Hallo ElaMiNaTo,
ich weiß leider nicht genau, was Du meinst; da ich jedoch Deinen Bildungsstand aus vorangegangenen Postings einigermaßen einschätzen kann, sehe ich in Deiner Frage hauptsächlich ein Problem mit dem Grenzwertbegriff. Ich hoffe inständig, dass Dir meine weiteren Ausführungen helfen werden, die „Lüge der Tangentensteigung“ zu durchschauen. Wenn nicht, frag einfach weiter.
Schau Dir zuerst einmal dieses Bild an: Es zeigt den Graphen einer Funktion. Ich denke, es ist einigermaßen klar erkennbar, dass diese Funktion bei x=0 den Wert 1 annimmt.

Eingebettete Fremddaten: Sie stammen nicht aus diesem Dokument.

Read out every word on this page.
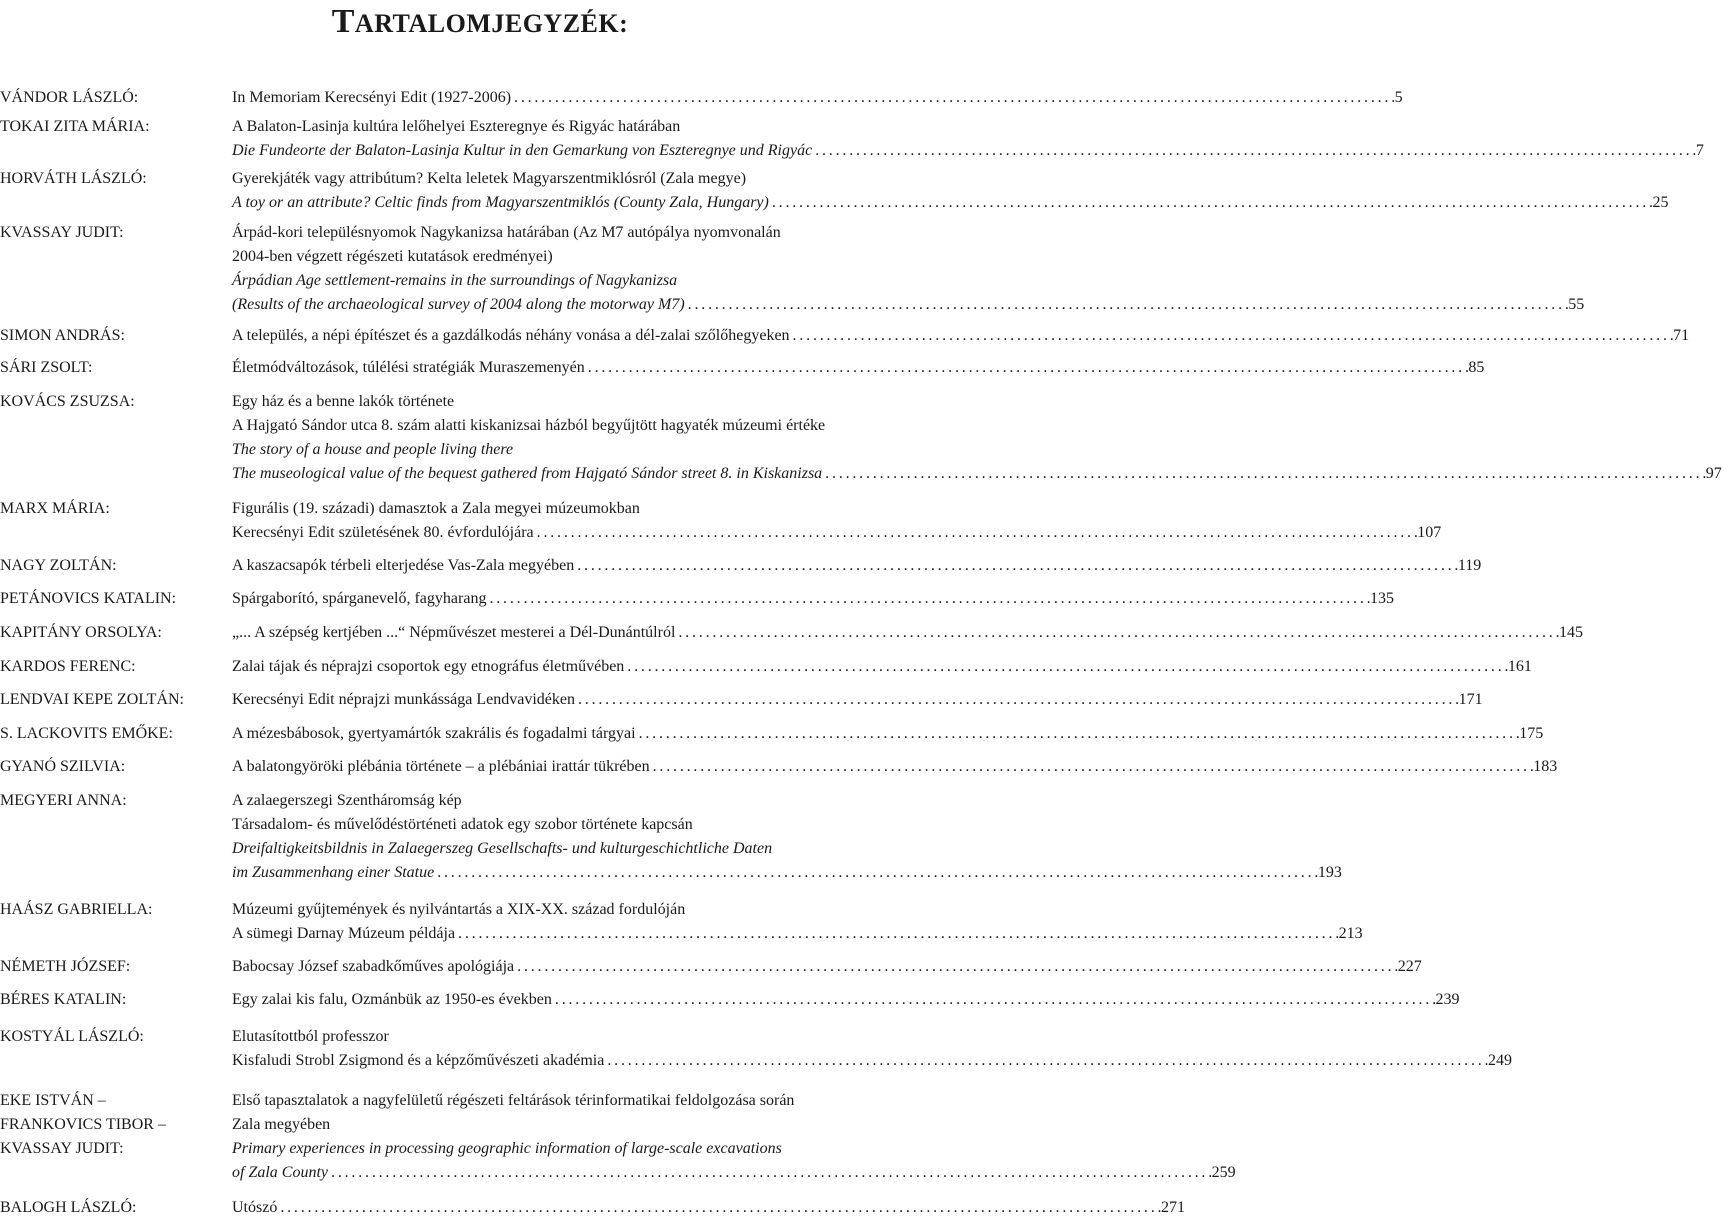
TARTALOMJEGYZÉK:
VÁNDOR LÁSZLÓ:	In Memoriam Kerecsényi Edit (1927-2006) . . .	5
TOKAI ZITA MÁRIA:	A Balaton-Lasinja kultúra lelőhelyei Eszteregnye és Rigyác határában
Die Fundeorte der Balaton-Lasinja Kultur in den Gemarkung von Eszteregnye und Rigyác . . .	7
HORVÁTH LÁSZLÓ:	Gyerekjáték vagy attribútum? Kelta leletek Magyarszentmiklósról (Zala megye)
A toy or an attribute? Celtic finds from Magyarszentmiklós (County Zala, Hungary) . . .	25
KVASSAY JUDIT:	Árpád-kori településnyomok Nagykanizsa határában (Az M7 autópálya nyomvonalán
2004-ben végzett régészeti kutatások eredményei)
Árpádian Age settlement-remains in the surroundings of Nagykanizsa
(Results of the archaeological survey of 2004 along the motorway M7) . . .	55
SIMON ANDRÁS:	A település, a népi építészet és a gazdálkodás néhány vonása a dél-zalai szőlőhegyeken . . .	71
SÁRI ZSOLT:	Életmódváltozások, túlélési stratégiák Muraszemenyén . . .	85
KOVÁCS ZSUZSA:	Egy ház és a benne lakók története
A Hajgató Sándor utca 8. szám alatti kiskanizsai házból begyűjtött hagyaték múzeumi értéke
The story of a house and people living there
The museological value of the bequest gathered from Hajgató Sándor street 8. in Kiskanizsa . . .	97
MARX MÁRIA:	Figurális (19. századi) damasztok a Zala megyei múzeumokban
Kerecsényi Edit születésének 80. évfordulójára . . .	107
NAGY ZOLTÁN:	A kaszacsapók térbeli elterjedése Vas-Zala megyében . . .	119
PETÁNOVICS KATALIN:	Spárgaborító, spárganevelő, fagyharang . . .	135
KAPITÁNY ORSOLYA:	„... A szépség kertjében ...“ Népművészet mesterei a Dél-Dunántúlról . . .	145
KARDOS FERENC:	Zalai tájak és néprajzi csoportok egy etnográfus életművében . . .	161
LENDVAI KEPE ZOLTÁN:	Kerecsényi Edit néprajzi munkássága Lendvavidéken . . .	171
S. LACKOVITS EMŐKE:	A mézesbábosok, gyertyamártók szakrális és fogadalmi tárgyai . . .	175
GYANÓ SZILVIA:	A balatongyöröki plébánia története – a plébániai irattár tükrében . . .	183
MEGYERI ANNA:	A zalaegerszegi Szentháromság kép
Társadalom- és művelődéstörténeti adatok egy szobor története kapcsán
Dreifaltigkeitsbildnis in Zalaegerszeg Gesellschafts- und kulturgeschichtliche Daten
im Zusammenhang einer Statue . . .	193
HAÁSZ GABRIELLA:	Múzeumi gyűjtemények és nyilvántartás a XIX-XX. század fordulóján
A sümegi Darnay Múzeum példája . . .	213
NÉMETH JÓZSEF:	Babocsay József szabadkőműves apológiája . . .	227
BÉRES KATALIN:	Egy zalai kis falu, Ozmánbük az 1950-es években . . .	239
KOSTYÁL LÁSZLÓ:	Elutasítottból professzor
Kisfaludi Strobl Zsigmond és a képzőművészeti akadémia . . .	249
EKE ISTVÁN –
FRANKOVICS TIBOR –
KVASSAY JUDIT:
Első tapasztalatok a nagyfelületű régészeti feltárások térinformatikai feldolgozása során
Zala megyében
Primary experiences in processing geographic information of large-scale excavations
of Zala County . . .	259
BALOGH LÁSZLÓ:	Utószó . . .	271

Und nun schau, der Graph welcher Funktion das ist: f(x)=sin(x)/x.
Oha, bei x=0 besitzt diese Funktion überhaupt keinen Wert, weil man durch 0 nicht teilen kann. Aber je näher man der Null kommt, desto näher kommen die Funktionswerte der 1. Offenbar lässt sich die Funktion durch f(0):=1 stetig (sogar unendlich oft differenzierbar!) fortsetzen.
Als nächstes stell Dir die Funktion f(x)=x²/x vor. Für alle von null verschiedenen x gilt f(x)=x, nur für x=0 gilt dies nicht. Aber es gibt nichts, was dagegen spräche, der 0 einfach den Funktionswert 0 zuzuweisen, denn dadurch wird die Funktion unendlich oft differenzierbar.
Und nun stell Dir eine Normalparabel vor: f(x)=x². Bei x=0 besitzt diese Funktion offenbar (anschaulich!) eine waagerechte Tangente, die Steigung der Tangente ist also 0. Und jetzt stellt sich halt die Frage, wie man das ausrechnen kann.
Dazu kann man natürlich erst einmal Näherungen bestimmen, indem man den Punkt bei x=0 und noch einen weiteren Punkt bei x=h (in der Nähe von null) auf dem Funktionsgraphen nimmt, eine Sekante durch diese zwei Punkte legt. Die Näherung sollte immer besser werden, je näher h an 0 kommt.
Die Steigung dieser Sekanten kann man aber ausrechnen: Sie beträgt m(h)=h²/h. Das ist die Funktion, die wir eben schon einmal betrachtet haben: Wenn h nicht null ist, ist m(h)=h. Wenn man also mit h immer näher an 0 kommt, dann geht auch m(h) immer näher an null; und da wir mit m(h) die Steigung der Tangente genähert haben, hat diese offenbar die Steigung 0.
Machen wir das gleiche mit der Sinusfunktion: Hier erhalten wir für die Sekantensteigungen m(h)=sin(h)/h, das ist die Funktion, deren Graphen ich Dir ganz am Anfang gezeigt habe. Wie Du dort sahst, „besitzt“ dieser Graph bei h=0 den Funktionswert 1, auch wenn m(0) rechnerisch nicht definiert ist. Der Graph der Sinusfunktion sollte also bei x=0 die Steigung 1 haben, was Du zeichnerisch schnell verifizieren kannst.